Azerbaycan’ın Karabağ zaferinden sonra Türk Cumhuriyetleri’nde oluşan birlik beraberlik havası ve Türk Devletleri Teşkilatı’na Kuzey Kıbrıs’ın gözlemci olarak kendi Anayasal adıyla ilk defa katılması çok önemlidir. Bu konuda günden güne daha önemli adımlar atılmaktadır. Ahmet Erbaş vekilim ve diğer dost grubu üyeleriyle yaptığımız tüm ziyaretlerde Türk Devletleri ile özellikle Azerbaycan’da hep şu vurguyu yaptık: tanınma ayrı bir konudur. Devletlerin kendi iç meseleleri vardır. Karabağ meselesinden önce, Azerbaycan’a her gittiğimizde toplantı çıkışında Sayın Aliyev’e ‘Kıbrıs ile ilgili bir şeyler yapalım, bir heyet getirelim, milletvekilleri oraya gitsin’ şeklindeki taleplerimize, biraz bekleyin, bize müsaade edin deniliyordu. Dışarı çıktığımızda ise bir yetkili, “Eğer biz Kuzey Kıbrıs’a yönelik adımlar atar ve tanırsak, Fransa Dağlık Karabağ’da yeniden her şeyi altüst eder,” diyordu. Kendi bakış açılarından haklıydılar. Bugün bu sorunlar aşıldığı için Azerbaycan’da hızlı bir şekilde tanınma noktasında adımların atıldığına inanıyoruz ve ilk defa 50 yıl biterken bir ülke dostluk grubunu kurdu. Azerbaycan Parlamentosu oy birliğiyle Kuzey Kıbrıs Türk Cumhuriyeti (KKTC) Dostluk Grubu'nu kurdu. Kuruluşun hemen 10-15 gün sonrasında heyeti Kıbrıs'a götürdük; davet Kuzey Kıbrıs Türk Cumhuriyeti'nden geldi. Dörtlü bir heyet oluşturduk; Türkiye-Kıbrıs, Türkiye-Azerbaycan, Azerbaycan-KKTC ve Azerbaycan-Türkiye dostluk gruplarından üçer vekil orada resmi temaslarda bulundu.

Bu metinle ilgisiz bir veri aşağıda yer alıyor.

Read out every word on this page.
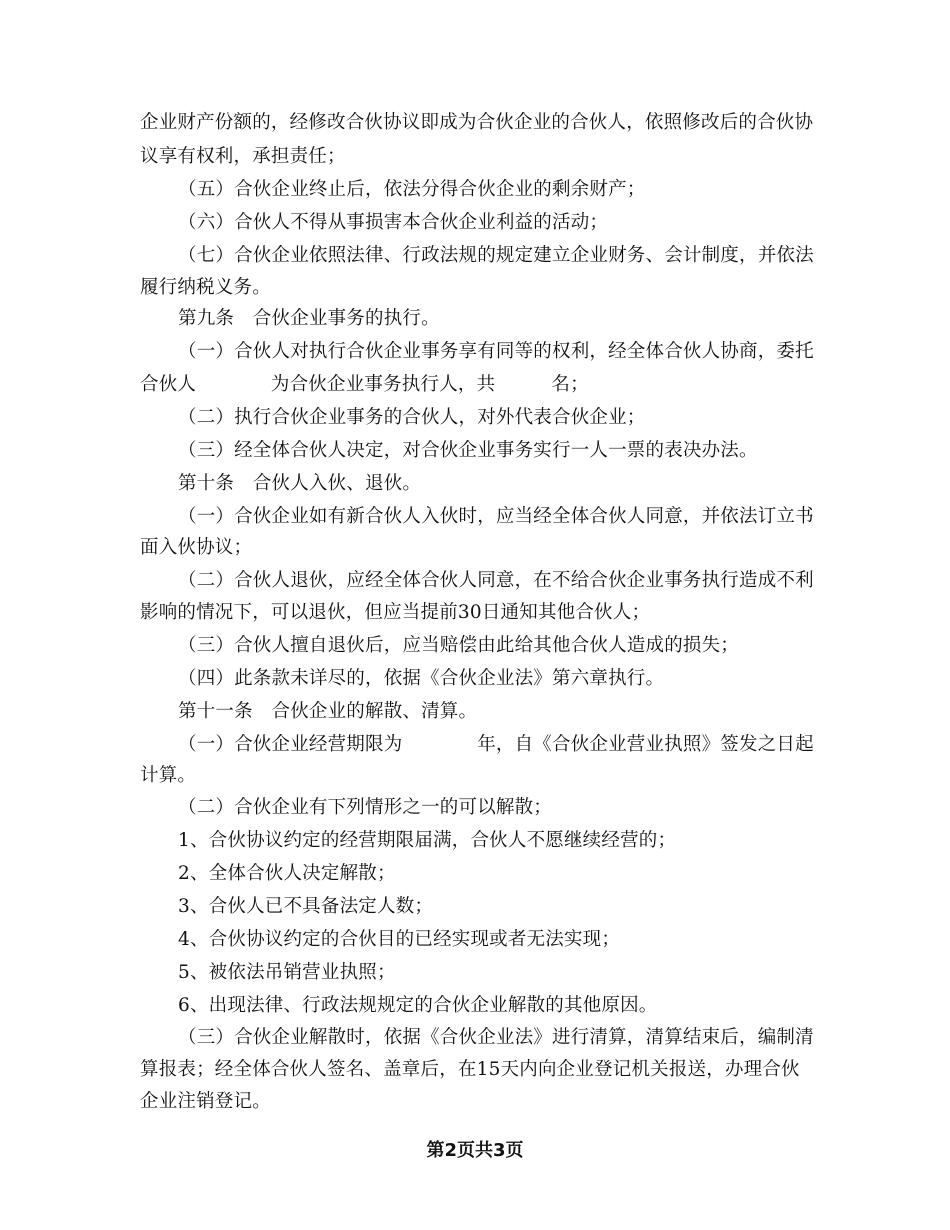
企业财产份额的，经修改合伙协议即成为合伙企业的合伙人，依照修改后的合伙协
议享有权利，承担责任；
（五）合伙企业终止后，依法分得合伙企业的剩余财产；
（六）合伙人不得从事损害本合伙企业利益的活动；
（七）合伙企业依照法律、行政法规的规定建立企业财务、会计制度，并依法
履行纳税义务。
第九条　合伙企业事务的执行。
（一）合伙人对执行合伙企业事务享有同等的权利，经全体合伙人协商，委托
合伙人　　　　为合伙企业事务执行人，共　　　名；
（二）执行合伙企业事务的合伙人，对外代表合伙企业；
（三）经全体合伙人决定，对合伙企业事务实行一人一票的表决办法。
第十条　合伙人入伙、退伙。
（一）合伙企业如有新合伙人入伙时，应当经全体合伙人同意，并依法订立书
面入伙协议；
（二）合伙人退伙，应经全体合伙人同意，在不给合伙企业事务执行造成不利
影响的情况下，可以退伙，但应当提前30日通知其他合伙人；
（三）合伙人擅自退伙后，应当赔偿由此给其他合伙人造成的损失；
（四）此条款未详尽的，依据《合伙企业法》第六章执行。
第十一条　合伙企业的解散、清算。
（一）合伙企业经营期限为　　　　年，自《合伙企业营业执照》签发之日起
计算。
（二）合伙企业有下列情形之一的可以解散；
1、合伙协议约定的经营期限届满，合伙人不愿继续经营的；
2、全体合伙人决定解散；
3、合伙人已不具备法定人数；
4、合伙协议约定的合伙目的已经实现或者无法实现；
5、被依法吊销营业执照；
6、出现法律、行政法规规定的合伙企业解散的其他原因。
（三）合伙企业解散时，依据《合伙企业法》进行清算，清算结束后，编制清
算报表；经全体合伙人签名、盖章后，在15天内向企业登记机关报送，办理合伙
企业注销登记。
第2页共3页
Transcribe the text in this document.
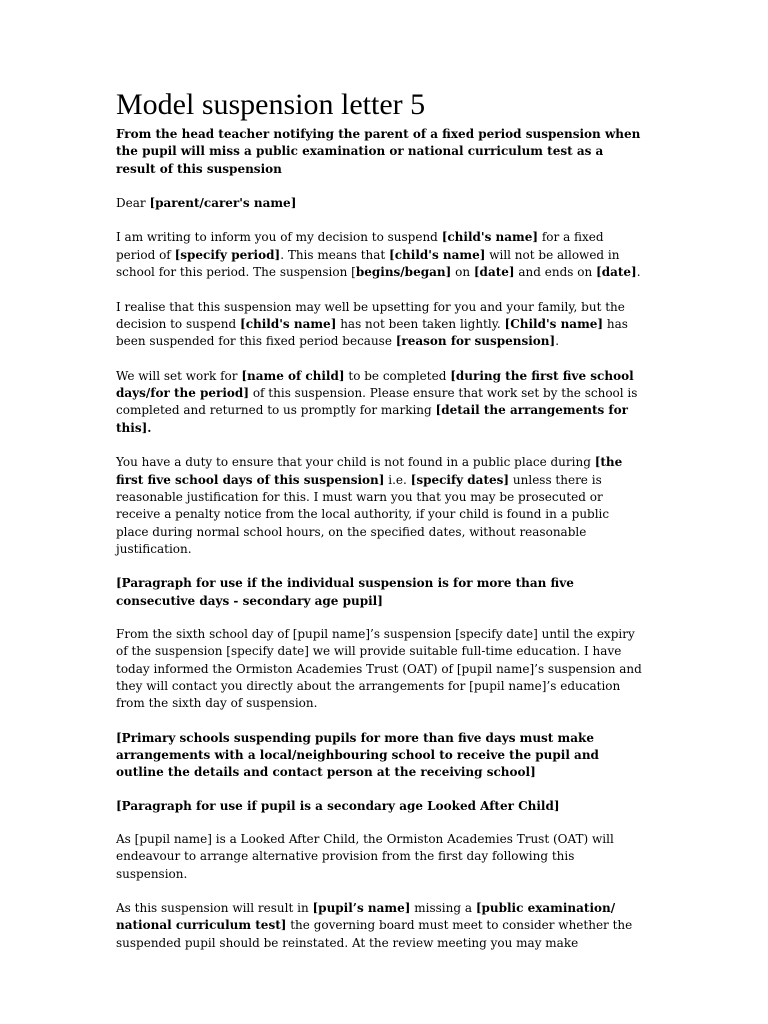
Model suspension letter 5
From the head teacher notifying the parent of a fixed period suspension when the pupil will miss a public examination or national curriculum test as a result of this suspension
Dear [parent/carer's name]
I am writing to inform you of my decision to suspend [child's name] for a fixed period of [specify period]. This means that [child's name] will not be allowed in school for this period. The suspension [begins/began] on [date] and ends on [date].
I realise that this suspension may well be upsetting for you and your family, but the decision to suspend [child's name] has not been taken lightly. [Child's name] has been suspended for this fixed period because [reason for suspension].
We will set work for [name of child] to be completed [during the first five school days/for the period] of this suspension. Please ensure that work set by the school is completed and returned to us promptly for marking [detail the arrangements for this].
You have a duty to ensure that your child is not found in a public place during [the first five school days of this suspension] i.e. [specify dates] unless there is reasonable justification for this. I must warn you that you may be prosecuted or receive a penalty notice from the local authority, if your child is found in a public place during normal school hours, on the specified dates, without reasonable justification.
[Paragraph for use if the individual suspension is for more than five consecutive days - secondary age pupil]
From the sixth school day of [pupil name]’s suspension [specify date] until the expiry of the suspension [specify date] we will provide suitable full-time education. I have today informed the Ormiston Academies Trust (OAT) of [pupil name]’s suspension and they will contact you directly about the arrangements for [pupil name]’s education from the sixth day of suspension.
[Primary schools suspending pupils for more than five days must make arrangements with a local/neighbouring school to receive the pupil and outline the details and contact person at the receiving school]
[Paragraph for use if pupil is a secondary age Looked After Child]
As [pupil name] is a Looked After Child, the Ormiston Academies Trust (OAT) will endeavour to arrange alternative provision from the first day following this suspension.
As this suspension will result in [pupil’s name] missing a [public examination/ national curriculum test] the governing board must meet to consider whether the suspended pupil should be reinstated. At the review meeting you may make
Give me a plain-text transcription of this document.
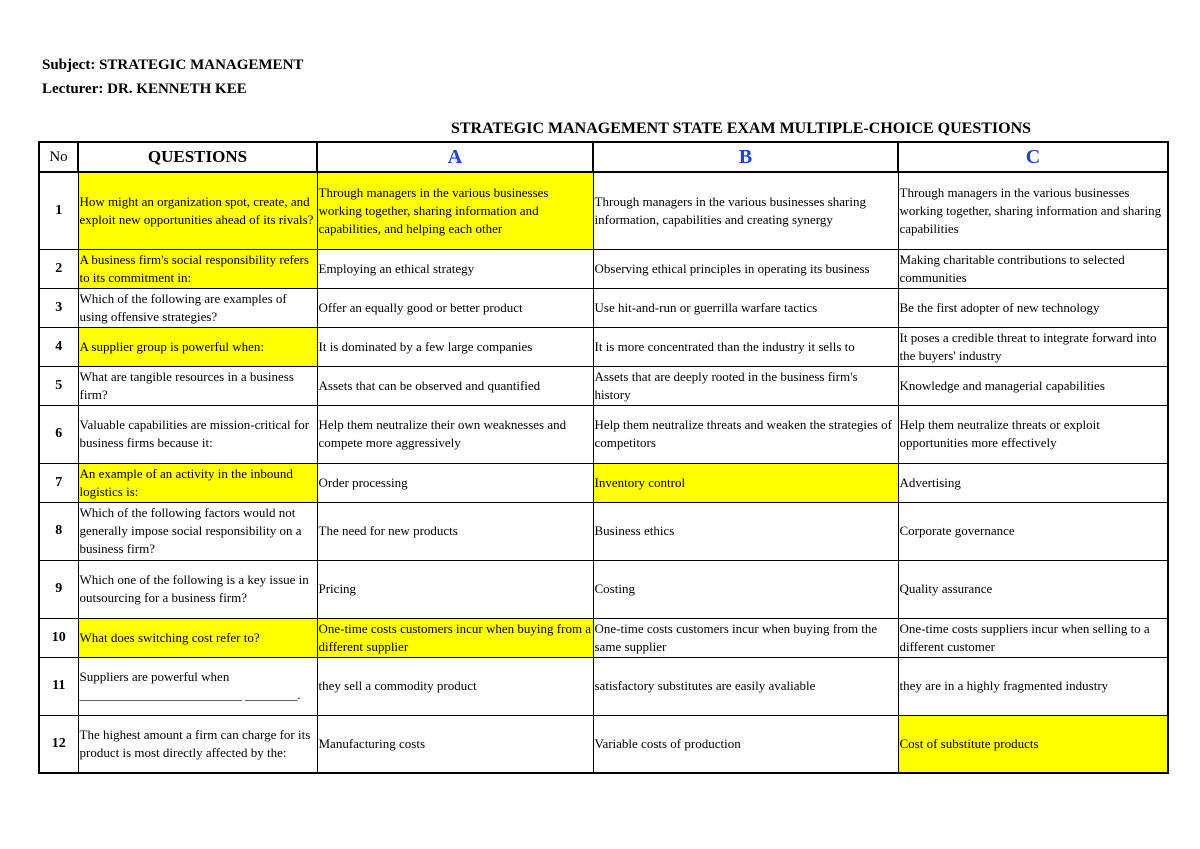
Subject: STRATEGIC MANAGEMENT
Lecturer: DR. KENNETH KEE
STRATEGIC MANAGEMENT STATE EXAM MULTIPLE-CHOICE QUESTIONS
No	QUESTIONS	A	B	C
1	How might an organization spot, create, and exploit new opportunities ahead of its rivals?	Through managers in the various businesses working together, sharing information and capabilities, and helping each other	Through managers in the various businesses sharing information, capabilities and creating synergy	Through managers in the various businesses working together, sharing information and sharing capabilities
2	A business firm's social responsibility refers to its commitment in:	Employing an ethical strategy	Observing ethical principles in operating its business	Making charitable contributions to selected communities
3	Which of the following are examples of using offensive strategies?	Offer an equally good or better product	Use hit-and-run or guerrilla warfare tactics	Be the first adopter of new technology
4	A supplier group is powerful when:	It is dominated by a few large companies	It is more concentrated than the industry it sells to	It poses a credible threat to integrate forward into the buyers' industry
5	What are tangible resources in a business firm?	Assets that can be observed and quantified	Assets that are deeply rooted in the business firm's history	Knowledge and managerial capabilities
6	Valuable capabilities are mission-critical for business firms because it:	Help them neutralize their own weaknesses and compete more aggressively	Help them neutralize threats and weaken the strategies of competitors	Help them neutralize threats or exploit opportunities more effectively
7	An example of an activity in the inbound logistics is:	Order processing	Inventory control	Advertising
8	Which of the following factors would not generally impose social responsibility on a business firm?	The need for new products	Business ethics	Corporate governance
9	Which one of the following is a key issue in outsourcing for a business firm?	Pricing	Costing	Quality assurance
10	What does switching cost refer to?	One-time costs customers incur when buying from a different supplier	One-time costs customers incur when buying from the same supplier	One-time costs suppliers incur when selling to a different customer
11	Suppliers are powerful when _________________________ ________.	they sell a commodity product	satisfactory substitutes are easily avaliable	they are in a highly fragmented industry
12	The highest amount a firm can charge for its product is most directly affected by the:	Manufacturing costs	Variable costs of production	Cost of substitute products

Dostluk grubu olarak, biz tanınma meselesini devletin işi olarak görüyoruz, ancak farklı bir yaklaşımla ilerliyoruz. Öncelikle Türkiye Büyük Millet Meclisi Başkanı ile kahvaltılı bir toplantı yaptık ve tüm Türk Devletleri Dostluk Grubu başkanlarıyla bir araya geldik. Orada bazı kararlar aldık ve önümüzdeki günlerde büyükelçileri de davet ederek Türk Dünyası büyükelçileriyle Meclis Başkanımızın liderliğinde bir toplantı yapacağız. Ağustos ayında her yıl düzenlenen Elçiler Toplantısı'nda Türkiye'nin Türk dünyasındaki büyükelçileriyle bir araya geleceğiz.
Heyetler olarak bu elçiliklerle toplantılar ve ziyaretler yapma kararı aldık. İlk toplantımızı KKTC Büyükelçisi Sayın İsmet Bey sağladı. Konutunda güzel bir görüşme gerçekleştirdik. Kendisine bu fikri sunduğumda, Pakistan'ı da dahil edelim dedi. Çok güzel ilişkilerimiz var. Böylece heyete Pakistan'ı da kattık. Şu anda bu çalışmaları yürütüyoruz.
Ben ikinci dönemimde dostluk grubunda çalışmaktayım. Geçen dönem Kuzey Kıbrıs Başkanımıza şöyle bir öneride bulunmuştuk: "Siz, bütün ülkelerle ve tüm Türk Cumhuriyetleriyle dostluk gruplarınızı kurun. Onlar bu grupları kurar kurmaz beklesinler." Nitekim, sağ olsunlar, hepsi de bu dostluk gruplarını kurmuşlardı.
İlki gerçekleşti ve önümüzde Özbekistan, Kırgızistan ve Pakistan gibi gelişmelerin olacağını düşünüyoruz. Dostluk grubu olarak, her yerde şu hususu ifade ediyoruz: Evet, devletlerin tanınması ve buna dair süreçlere saygı duyarız; ancak ada üzerinde ve bu konuda parlamento kararıyla dostluk grupları kurmakta hiçbir sorun yoktur. Bu yönde adımlar attık ve bu görüşmelerin olumlu sonuçlarını almaya başladık.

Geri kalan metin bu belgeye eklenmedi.